So in the ASH meeting I presented our randomized Phase II trial called the STIMULUS-MDS1 in patients with high-risk MDS. So this trial randomized patients with high-risk MDS into two groups, one to receive standard of care hypomethylating agents with placebo. And the other group, which is a randomized, or the interventional arm, used hypomethylating agents with sabatolimab.
So sabatolimab is an immune checkpoint inhibitor...
So in the ASH meeting I presented our randomized Phase II trial called the STIMULUS-MDS1 in patients with high-risk MDS. So this trial randomized patients with high-risk MDS into two groups, one to receive standard of care hypomethylating agents with placebo. And the other group, which is a randomized, or the interventional arm, used hypomethylating agents with sabatolimab.
So sabatolimab is an immune checkpoint inhibitor. It’s an antibody against an immune receptor called TIM-3. TIM-3 is present not only on the T-cells, so it modulates the adaptive immune system, but also it works on the innate immune system such as NK cells and the macrophages, as well as on the leukemia stem cells. And early data suggested that inhibition of TIM-3 can lead to clinical activity in a Phase Ib study that was presented earlier.

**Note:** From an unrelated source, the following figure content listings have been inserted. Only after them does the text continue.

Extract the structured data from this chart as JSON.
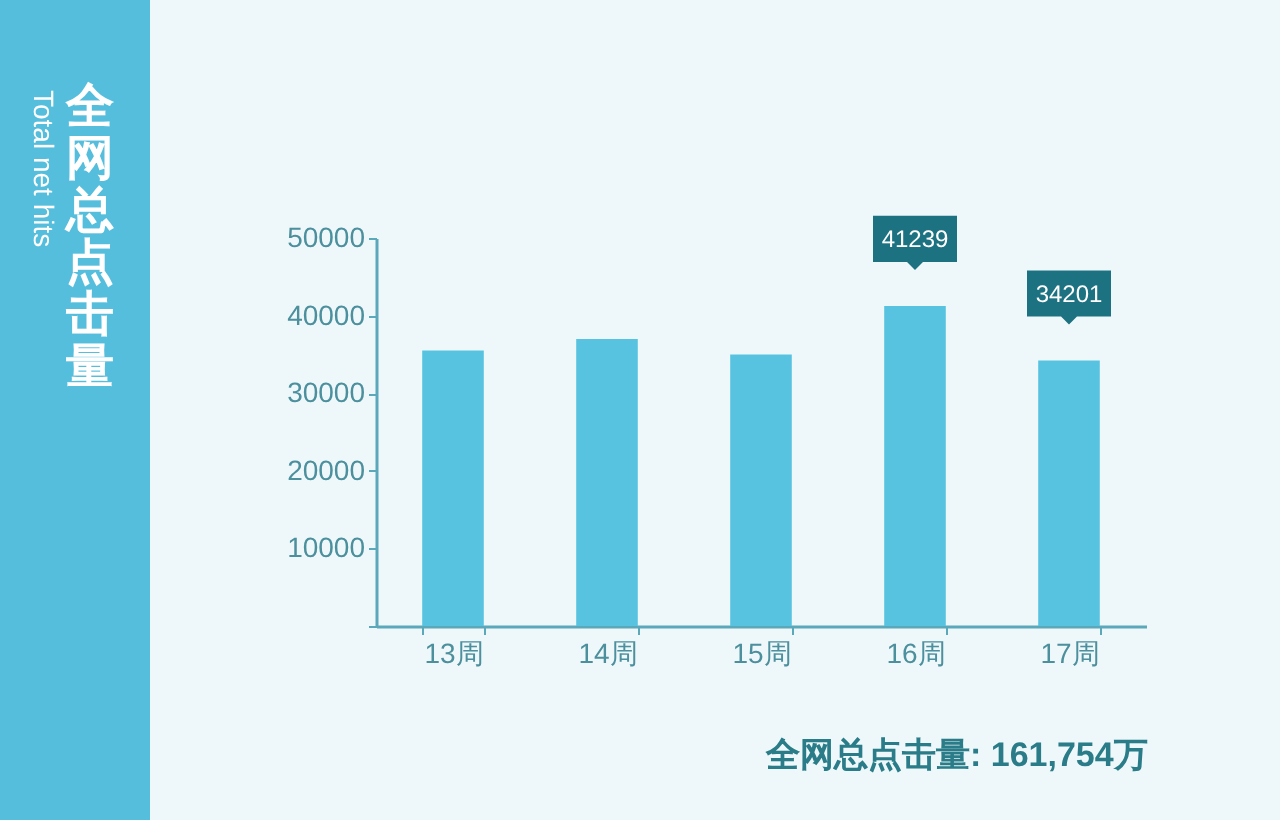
{
  "chart_data": {
    "type": "bar",
    "title": "全网总点击量",
    "subtitle": "Total net hits",
    "categories": [
      "13周",
      "14周",
      "15周",
      "16周",
      "17周"
    ],
    "values": [
      35500,
      37000,
      35000,
      41239,
      34201
    ],
    "color": "#58c3e0",
    "value_labels": [
      null,
      null,
      null,
      "41239",
      "34201"
    ],
    "ylim": [
      0,
      50000
    ],
    "yticks": [
      {
        "value": 0,
        "label": null
      },
      10000,
      20000,
      30000,
      40000,
      50000
    ],
    "annotations": [
      "全网总点击量: 161,754万"
    ]
  }
}
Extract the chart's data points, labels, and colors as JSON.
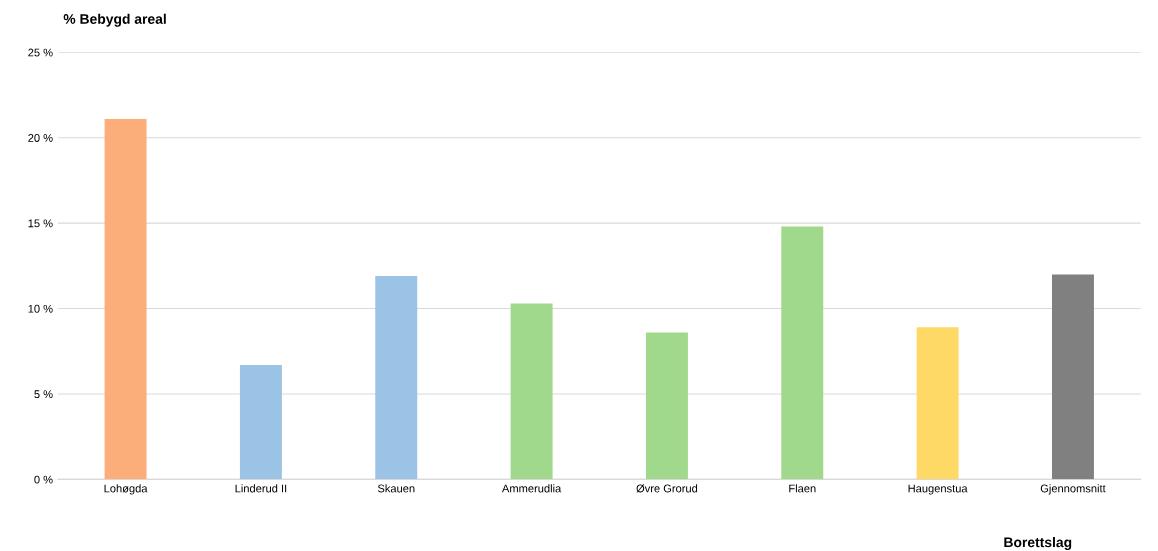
{
  "chart_data": {
    "type": "bar",
    "ylabel": "% Bebygd areal",
    "xlabel": "Borettslag",
    "categories": [
      "Lohøgda",
      "Linderud II",
      "Skauen",
      "Ammerudlia",
      "Øvre Grorud",
      "Flaen",
      "Haugenstua",
      "Gjennomsnitt"
    ],
    "values": [
      21.1,
      6.7,
      11.9,
      10.3,
      8.6,
      14.8,
      8.9,
      12.0
    ],
    "colors": [
      "#fbad7a",
      "#9bc3e6",
      "#9bc3e6",
      "#a0d98b",
      "#a0d98b",
      "#a0d98b",
      "#ffd966",
      "#808080"
    ],
    "ylim": [
      0,
      25
    ],
    "yticks": [
      {
        "value": 0,
        "label": "0 %"
      },
      {
        "value": 5,
        "label": "5 %"
      },
      {
        "value": 10,
        "label": "10 %"
      },
      {
        "value": 15,
        "label": "15 %"
      },
      {
        "value": 20,
        "label": "20 %"
      },
      {
        "value": 25,
        "label": "25 %"
      }
    ],
    "grid": "y",
    "legend": false
  }
}
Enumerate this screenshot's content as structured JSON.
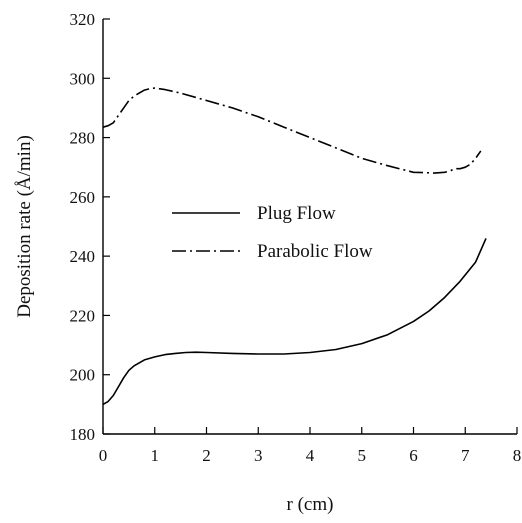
{
  "chart_data": {
    "type": "line",
    "title": "",
    "xlabel": "r (cm)",
    "ylabel": "Deposition rate (Å/min)",
    "xlim": [
      0,
      8
    ],
    "ylim": [
      180,
      320
    ],
    "xticks": [
      "0",
      "1",
      "2",
      "3",
      "4",
      "5",
      "6",
      "7",
      "8"
    ],
    "yticks": [
      "180",
      "200",
      "220",
      "240",
      "260",
      "280",
      "300",
      "320"
    ],
    "grid": false,
    "legend_position": "center",
    "series": [
      {
        "name": "Plug Flow",
        "style": "solid",
        "color": "#000000",
        "x": [
          0,
          0.1,
          0.2,
          0.3,
          0.4,
          0.5,
          0.6,
          0.8,
          1.0,
          1.2,
          1.4,
          1.6,
          1.8,
          2.0,
          2.5,
          3.0,
          3.5,
          4.0,
          4.5,
          5.0,
          5.5,
          6.0,
          6.3,
          6.6,
          6.9,
          7.2,
          7.4
        ],
        "y": [
          190,
          191,
          193,
          196,
          199,
          201.5,
          203,
          205,
          206,
          206.8,
          207.2,
          207.5,
          207.6,
          207.5,
          207.2,
          207,
          207,
          207.5,
          208.5,
          210.5,
          213.5,
          218,
          221.5,
          226,
          231.5,
          238,
          246
        ]
      },
      {
        "name": "Parabolic Flow",
        "style": "dashdot",
        "color": "#000000",
        "x": [
          0,
          0.1,
          0.2,
          0.3,
          0.4,
          0.5,
          0.6,
          0.7,
          0.8,
          0.9,
          1.0,
          1.2,
          1.5,
          2.0,
          2.5,
          3.0,
          3.5,
          4.0,
          4.5,
          5.0,
          5.5,
          6.0,
          6.2,
          6.4,
          6.6,
          6.7,
          6.8,
          6.9,
          7.0,
          7.1,
          7.2,
          7.3
        ],
        "y": [
          283.5,
          284,
          285,
          287.5,
          290,
          292.5,
          294,
          295,
          296,
          296.5,
          296.7,
          296.2,
          295,
          292.5,
          290,
          287,
          283.5,
          280,
          276.5,
          273,
          270.5,
          268.3,
          268.2,
          268,
          268.3,
          268.7,
          269.5,
          269.5,
          270,
          271,
          273,
          275.5
        ]
      }
    ]
  }
}
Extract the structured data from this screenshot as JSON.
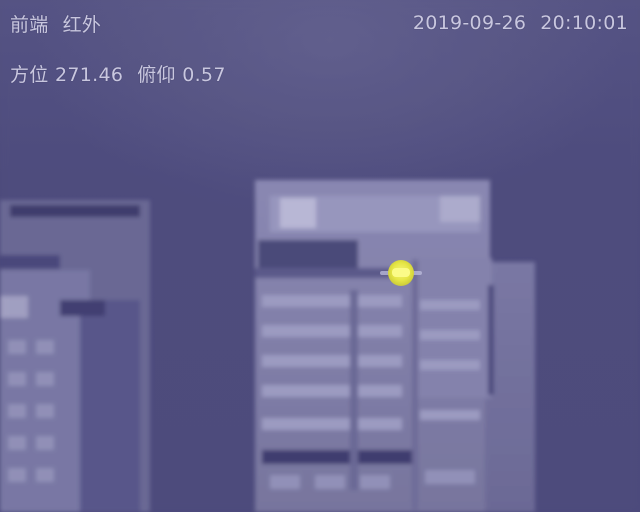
{
  "overlay": {
    "camera_label": "前端",
    "mode_label": "红外",
    "date": "2019-09-26",
    "time": "20:10:01",
    "azimuth_label": "方位",
    "azimuth_value": "271.46",
    "pitch_label": "俯仰",
    "pitch_value": "0.57"
  },
  "palette": {
    "sky": "#4e4c7d",
    "overlay_text": "#c9c7df",
    "hotspot": "#e6e646"
  }
}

So based on this data, the randomized Phase II study called the STIMULUS-MDS1 was conducted. So this is a large global study, it enrolled 127 patients. It enrolled in, I think, close to 15 countries and 47 centers. The patient had to be very high, or high, or intermediate risk according to the revised IPSS, but if they were intermediate risk, they had to have 5% or more blasts. And they were randomized into the two arms I mentioned in a one-to-one fashion, based or certified by the type of HMA as well as the IPSS revised risk group. The primary endpoint of the study was complete response rate and progression-free survival, and there were a number of secondary endpoints including overall survival.
So a total 427 patients were treated on the study. They were typical MDS patients, the median age was 73. Most of those patients had higher risk disease according to the revised IPSS. And around one third of patients, 35% surprisingly had TP53 in mutation, which is more than what we typically expect. And I think that’s partly because investigators chose to enroll these patients because their disease generally is very poorly responsive to standard treatment.
So in terms of toxicity and safety evaluation, it was very similar to the earlier studies. We did not pick up any new signals. Generally the drug was well tolerated, and the immune related adverse events were generally rare. It doesn’t seem to add to the myelosuppression of HMA-based treatment. In terms of the efficacy, the primary endpoint of the study was not met, so there was no statistically significant difference in CR rate or in progression-free survival. However, when you look at the progression-free survival curves, there appears to be a late separation, which could be related to the late impact of the sabatolimab as an immunotherapy.
And we did a number of exploratory analyses that suggested that some of the benefit, if there’s a benefit, is going to be seen in patients with lower burden disease with less than 10% plus, or among patients who have intermediate or high IPSS molecular risk group.
Patients with TP53 surprisingly, even those on the control arm had a median survival of 15 months, which is much longer than typically seen on clinical studies. And I think this highlights the importance of a randomized study. There was no difference in the overall survival between the two groups either.
So based on this, there’s already a randomized Phase III trial that is fully accrued. It’s called STIMULUS-MDS2. We expect results from this study in 2024, and I think it’s going to provide the definitive answer on the role of sabatolimab in patients with MDS.